Parfois, il peut être nécessaire de faire appel à une expertise plus large pour garantir une qualité élevée de l’indication. Dans ce cas, la FMH préconise le recours à des comités médicaux, dont la nécessité peut être évaluée au cas par cas par les médecins spécialistes concernés ou leurs sociétés de discipline médicale respectives. La demande d’un deuxième avis peut également être utile et c’est pourquoi cette éventualité est soutenue par les membres de la FMH conformément au Code de déontologie de la FMH (art. 16).
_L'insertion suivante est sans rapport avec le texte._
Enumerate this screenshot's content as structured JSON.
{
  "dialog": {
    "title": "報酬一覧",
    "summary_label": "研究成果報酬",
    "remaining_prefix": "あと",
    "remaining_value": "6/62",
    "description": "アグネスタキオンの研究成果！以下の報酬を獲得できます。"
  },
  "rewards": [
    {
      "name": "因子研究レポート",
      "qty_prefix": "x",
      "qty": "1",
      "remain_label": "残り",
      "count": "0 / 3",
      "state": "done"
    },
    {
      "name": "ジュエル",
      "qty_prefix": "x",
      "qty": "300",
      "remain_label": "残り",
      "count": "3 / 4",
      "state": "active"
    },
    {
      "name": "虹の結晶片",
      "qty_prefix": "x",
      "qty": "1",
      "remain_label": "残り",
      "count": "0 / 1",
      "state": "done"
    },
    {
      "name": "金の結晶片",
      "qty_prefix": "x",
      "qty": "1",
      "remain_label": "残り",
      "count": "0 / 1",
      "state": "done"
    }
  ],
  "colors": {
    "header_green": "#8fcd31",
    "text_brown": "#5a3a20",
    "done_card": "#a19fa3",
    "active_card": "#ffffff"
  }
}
Mais elle ne devrait jamais devenir une obligation légale, car cela mettrait les patients sous tutelle et générerait des coûts inutiles.

C: Instaurer de bonnes conditions

Si l’on veut renforcer la qualité de l’indication et réduire les prestations superflues, il faut renforcer – et non pas affaiblir – l’expertise médicale par rapport aux exigences économiques. Dans ce sens, la FMH demande par exemple depuis des années d’interdire les bonus ou d’exclure des listes hospitalières les hôpitaux qui offrent des bonus [24, 25]. Cela vaut aussi bien pour les bonus liés à des objectifs quantitatifs que pour ceux liés à des objectifs d’économie ou à des indicateurs de qualité, car toutes ces variantes peuvent avoir des effets négatifs sur la prise en charge médicale des patients [24]. D’autres dispositions, comme imposer des nombres minimaux de cas, peuvent également mettre la pression et inciter à des traitements superflus. Cela montre la responsabilité des politiques à œuvrer pour des structures allégées en mettant en place, par exemple, des régions hospitalières supracantonales: dans une structure inefficace, les médecins ne pourront jamais travailler efficacement, mais seront soumis à une pression toujours plus forte.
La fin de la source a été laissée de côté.